We lived in the upstairs floor of a two-story duplex, at the top of a stairway from the entry door. After a few of our guests had arrived, Larry and his wife arrived, fashionably late. Larry’s wife, whose name escapes me, wore a light-brown wool coat, and had her blonde hair pulled back into a tight bun. Larry introduced me to his wife, and then as we climbed the stairs, quietly asked me, “Ron, what’s your wife’s name again?” I told him. At the top of the stairs he grabbed the doorknob, swung the door open, and burst out, “Diane! How are you?”

As the evening wore on, Larry engaged in conversation with Ellen, asking her what her husband did (I doubt if he expressed any interest in what SHE did). Michael was a resident at the hospital of the University of Minnesota. She said, “He’s in healthcare.”

“Oh, and what does he do?” Larry persisted.

“He’s a physician.”

Larry turned to Michael and asked, “How’s it going, Doc?” or something like that.

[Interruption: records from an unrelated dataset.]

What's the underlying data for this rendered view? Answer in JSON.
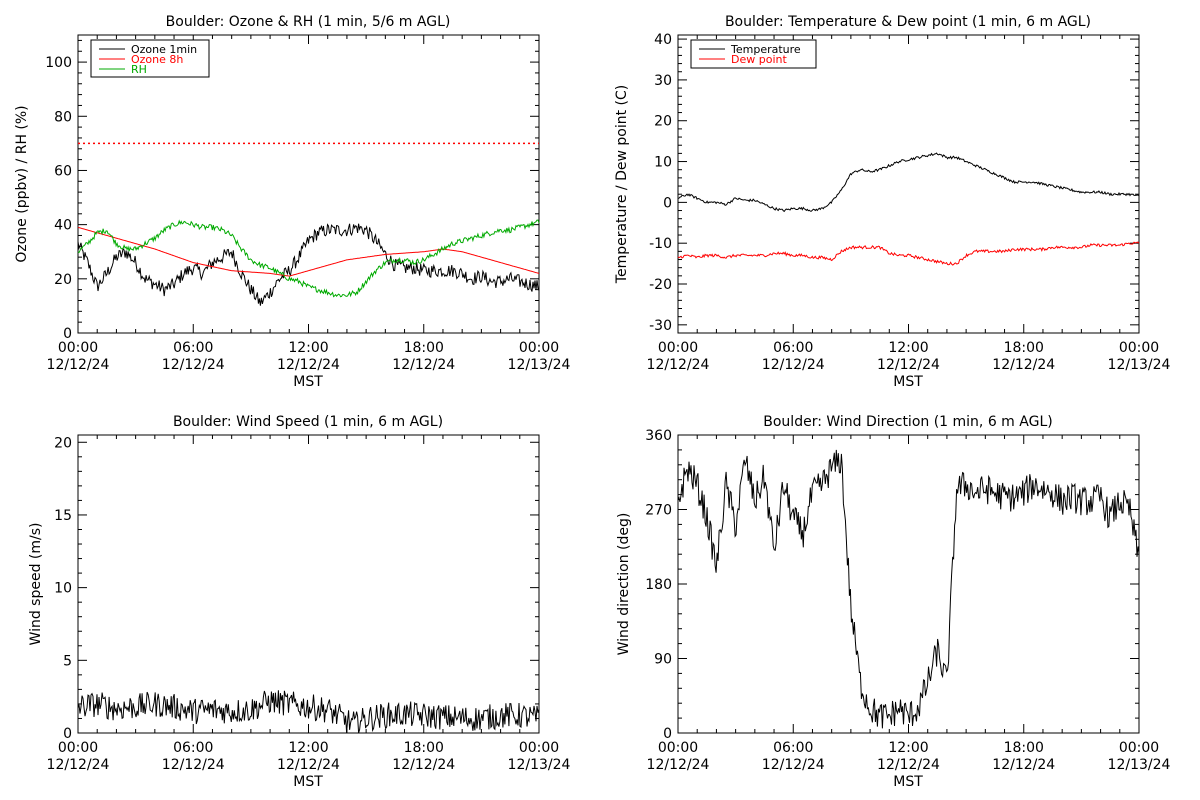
{
  "colors": {
    "black": "#000000",
    "red": "#ff0000",
    "green": "#00aa00"
  },
  "chart_data": [
    {
      "type": "line",
      "title": "Boulder: Ozone & RH (1 min, 5/6 m AGL)",
      "xlabel": "MST",
      "ylabel": "Ozone (ppbv) / RH (%)",
      "xlim": [
        0,
        24
      ],
      "ylim": [
        0,
        110
      ],
      "y_ticks": [
        0,
        20,
        40,
        60,
        80,
        100
      ],
      "x_tick_labels": [
        {
          "hour": 0,
          "time": "00:00",
          "date": "12/12/24"
        },
        {
          "hour": 6,
          "time": "06:00",
          "date": "12/12/24"
        },
        {
          "hour": 12,
          "time": "12:00",
          "date": "12/12/24"
        },
        {
          "hour": 18,
          "time": "18:00",
          "date": "12/12/24"
        },
        {
          "hour": 24,
          "time": "00:00",
          "date": "12/13/24"
        }
      ],
      "legend": "top-left",
      "reference_line": {
        "y": 70,
        "color": "#ff0000",
        "style": "dotted"
      },
      "series": [
        {
          "name": "Ozone 1min",
          "color": "#000000",
          "noise": 2.5,
          "x": [
            0,
            0.5,
            1,
            1.5,
            2,
            2.5,
            3,
            3.5,
            4,
            4.5,
            5,
            5.5,
            6,
            6.5,
            7,
            7.5,
            8,
            8.5,
            9,
            9.5,
            10,
            10.5,
            11,
            11.5,
            12,
            12.5,
            13,
            13.5,
            14,
            14.5,
            15,
            15.5,
            16,
            16.5,
            17,
            17.5,
            18,
            18.5,
            19,
            19.5,
            20,
            20.5,
            21,
            21.5,
            22,
            22.5,
            23,
            23.5,
            24
          ],
          "y": [
            33,
            26,
            17,
            22,
            28,
            30,
            26,
            20,
            18,
            16,
            18,
            22,
            24,
            22,
            26,
            28,
            30,
            22,
            16,
            11,
            15,
            20,
            23,
            28,
            34,
            37,
            38,
            38,
            38,
            39,
            38,
            34,
            29,
            25,
            24,
            24,
            23,
            23,
            23,
            23,
            22,
            20,
            21,
            19,
            19,
            20,
            19,
            18,
            17
          ]
        },
        {
          "name": "Ozone 8h",
          "color": "#ff0000",
          "noise": 0,
          "x": [
            0,
            2,
            4,
            6,
            8,
            10,
            11,
            12,
            14,
            16,
            18,
            19,
            20,
            22,
            24
          ],
          "y": [
            39,
            35,
            31,
            26,
            23,
            22,
            21,
            23,
            27,
            29,
            30,
            31,
            30,
            26,
            22
          ]
        },
        {
          "name": "RH",
          "color": "#00aa00",
          "noise": 1,
          "x": [
            0,
            0.5,
            1,
            1.5,
            2,
            2.5,
            3,
            3.5,
            4,
            4.5,
            5,
            5.5,
            6,
            6.5,
            7,
            7.5,
            8,
            8.5,
            9,
            9.5,
            10,
            10.5,
            11,
            11.5,
            12,
            12.5,
            13,
            13.5,
            14,
            14.5,
            15,
            15.5,
            16,
            16.5,
            17,
            17.5,
            18,
            18.5,
            19,
            19.5,
            20,
            20.5,
            21,
            21.5,
            22,
            22.5,
            23,
            23.5,
            24
          ],
          "y": [
            30,
            33,
            37,
            38,
            33,
            31,
            31,
            33,
            35,
            38,
            40,
            41,
            40,
            39,
            39,
            38,
            36,
            31,
            27,
            25,
            24,
            22,
            20,
            19,
            17,
            16,
            15,
            14,
            14,
            15,
            19,
            23,
            26,
            27,
            27,
            26,
            27,
            29,
            31,
            33,
            34,
            35,
            36,
            37,
            38,
            38,
            39,
            40,
            41
          ]
        }
      ]
    },
    {
      "type": "line",
      "title": "Boulder: Temperature & Dew point (1 min, 6 m AGL)",
      "xlabel": "MST",
      "ylabel": "Temperature / Dew point (C)",
      "xlim": [
        0,
        24
      ],
      "ylim": [
        -32,
        41
      ],
      "y_ticks": [
        -30,
        -20,
        -10,
        0,
        10,
        20,
        30,
        40
      ],
      "x_tick_labels": [
        {
          "hour": 0,
          "time": "00:00",
          "date": "12/12/24"
        },
        {
          "hour": 6,
          "time": "06:00",
          "date": "12/12/24"
        },
        {
          "hour": 12,
          "time": "12:00",
          "date": "12/12/24"
        },
        {
          "hour": 18,
          "time": "18:00",
          "date": "12/12/24"
        },
        {
          "hour": 24,
          "time": "00:00",
          "date": "12/13/24"
        }
      ],
      "legend": "top-left",
      "series": [
        {
          "name": "Temperature",
          "color": "#000000",
          "noise": 0.3,
          "x": [
            0,
            0.5,
            1,
            1.5,
            2,
            2.5,
            3,
            3.5,
            4,
            4.5,
            5,
            5.5,
            6,
            6.5,
            7,
            7.5,
            8,
            8.5,
            9,
            9.5,
            10,
            10.5,
            11,
            11.5,
            12,
            12.5,
            13,
            13.5,
            14,
            14.5,
            15,
            15.5,
            16,
            16.5,
            17,
            17.5,
            18,
            18.5,
            19,
            19.5,
            20,
            20.5,
            21,
            21.5,
            22,
            22.5,
            23,
            23.5,
            24
          ],
          "y": [
            1,
            2,
            1,
            0,
            0,
            -0.5,
            1,
            0.5,
            0.5,
            -0.5,
            -1.5,
            -2,
            -1.5,
            -1.5,
            -2,
            -1.5,
            0,
            3,
            7,
            8,
            7.5,
            8,
            9,
            10,
            10.5,
            11,
            11.5,
            12,
            11,
            11,
            10,
            9,
            8,
            7,
            6,
            5,
            5,
            5,
            4.5,
            4,
            3.5,
            3,
            2.5,
            2.5,
            2.5,
            2,
            2,
            2,
            1.5
          ]
        },
        {
          "name": "Dew point",
          "color": "#ff0000",
          "noise": 0.35,
          "x": [
            0,
            0.5,
            1,
            1.5,
            2,
            2.5,
            3,
            3.5,
            4,
            4.5,
            5,
            5.5,
            6,
            6.5,
            7,
            7.5,
            8,
            8.5,
            9,
            9.5,
            10,
            10.5,
            11,
            11.5,
            12,
            12.5,
            13,
            13.5,
            14,
            14.5,
            15,
            15.5,
            16,
            16.5,
            17,
            17.5,
            18,
            18.5,
            19,
            19.5,
            20,
            20.5,
            21,
            21.5,
            22,
            22.5,
            23,
            23.5,
            24
          ],
          "y": [
            -13.5,
            -13,
            -13.5,
            -13,
            -13,
            -13.5,
            -13,
            -13,
            -13,
            -13,
            -12.5,
            -12.5,
            -13,
            -13,
            -13.5,
            -13.5,
            -14,
            -12,
            -11,
            -11,
            -11,
            -11,
            -12.5,
            -13,
            -13,
            -13.5,
            -14,
            -14.5,
            -15,
            -15,
            -13,
            -12,
            -12,
            -12,
            -12,
            -11.5,
            -11.5,
            -11.5,
            -11.5,
            -11,
            -11,
            -11,
            -11,
            -10.5,
            -10.5,
            -10.5,
            -10.5,
            -10,
            -10
          ]
        }
      ]
    },
    {
      "type": "line",
      "title": "Boulder: Wind Speed (1 min, 6 m AGL)",
      "xlabel": "MST",
      "ylabel": "Wind speed (m/s)",
      "xlim": [
        0,
        24
      ],
      "ylim": [
        0,
        20.5
      ],
      "y_ticks": [
        0,
        5,
        10,
        15,
        20
      ],
      "x_tick_labels": [
        {
          "hour": 0,
          "time": "00:00",
          "date": "12/12/24"
        },
        {
          "hour": 6,
          "time": "06:00",
          "date": "12/12/24"
        },
        {
          "hour": 12,
          "time": "12:00",
          "date": "12/12/24"
        },
        {
          "hour": 18,
          "time": "18:00",
          "date": "12/12/24"
        },
        {
          "hour": 24,
          "time": "00:00",
          "date": "12/13/24"
        }
      ],
      "series": [
        {
          "name": "",
          "color": "#000000",
          "noise": 0.9,
          "floor": 0,
          "x": [
            0,
            1,
            2,
            3,
            4,
            5,
            6,
            7,
            8,
            9,
            10,
            11,
            12,
            13,
            14,
            14.5,
            15,
            16,
            17,
            18,
            19,
            20,
            21,
            22,
            23,
            24
          ],
          "y": [
            1.8,
            2.0,
            1.7,
            1.8,
            2.0,
            1.8,
            1.5,
            1.6,
            1.5,
            1.6,
            2.2,
            2.0,
            1.8,
            1.6,
            0.8,
            0.6,
            1.0,
            1.2,
            1.3,
            1.2,
            1.1,
            1.0,
            1.0,
            1.2,
            1.2,
            1.0
          ]
        }
      ]
    },
    {
      "type": "line",
      "title": "Boulder: Wind Direction (1 min, 6 m AGL)",
      "xlabel": "MST",
      "ylabel": "Wind direction (deg)",
      "xlim": [
        0,
        24
      ],
      "ylim": [
        0,
        360
      ],
      "y_ticks": [
        0,
        90,
        180,
        270,
        360
      ],
      "x_tick_labels": [
        {
          "hour": 0,
          "time": "00:00",
          "date": "12/12/24"
        },
        {
          "hour": 6,
          "time": "06:00",
          "date": "12/12/24"
        },
        {
          "hour": 12,
          "time": "12:00",
          "date": "12/12/24"
        },
        {
          "hour": 18,
          "time": "18:00",
          "date": "12/12/24"
        },
        {
          "hour": 24,
          "time": "00:00",
          "date": "12/13/24"
        }
      ],
      "series": [
        {
          "name": "",
          "color": "#000000",
          "noise": 18,
          "floor": 0,
          "ceiling": 360,
          "x": [
            0,
            0.5,
            1,
            1.5,
            2,
            2.5,
            3,
            3.5,
            4,
            4.5,
            5,
            5.5,
            6,
            6.5,
            7,
            7.5,
            8,
            8.5,
            9,
            9.5,
            10,
            10.5,
            11,
            11.5,
            12,
            12.5,
            13,
            13.5,
            14,
            14.5,
            15,
            15.5,
            16,
            16.5,
            17,
            17.5,
            18,
            18.5,
            19,
            19.5,
            20,
            20.5,
            21,
            21.5,
            22,
            22.5,
            23,
            23.5,
            24
          ],
          "y": [
            280,
            320,
            300,
            260,
            200,
            300,
            250,
            330,
            280,
            310,
            220,
            300,
            260,
            240,
            290,
            300,
            320,
            330,
            150,
            60,
            30,
            20,
            20,
            30,
            20,
            30,
            60,
            100,
            60,
            295,
            300,
            290,
            295,
            290,
            285,
            285,
            290,
            300,
            295,
            290,
            280,
            285,
            280,
            280,
            285,
            260,
            280,
            270,
            210
          ]
        }
      ]
    }
  ]
}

About an hour after Larry and his wife arrived, our friend Bill (Mad Dog) came on the scene. Mad Dog was a dope dealer. That is to say, he sold grass, weed, pot… That night, he showed up with a grocery bag full of stems and twigs from a kilo of pot he had been cleaning. He sported an Afro-style hairdo that hung out to his shoulders, a shaggy wool jacket, and dirty worn denims. Larry’s eyes went wide when Mad Dog walked in, wider still when he revealed the contents of his bag. Within moments, the Chief Justice’s nephew decided he needed to be elsewhere. Larry and his wife left very quickly—so quickly that she forgot to take her purse along. We found it the next day, and saw her name on checks in the checkbook inside. I returned it to him at work, and that was the last I ever saw of him.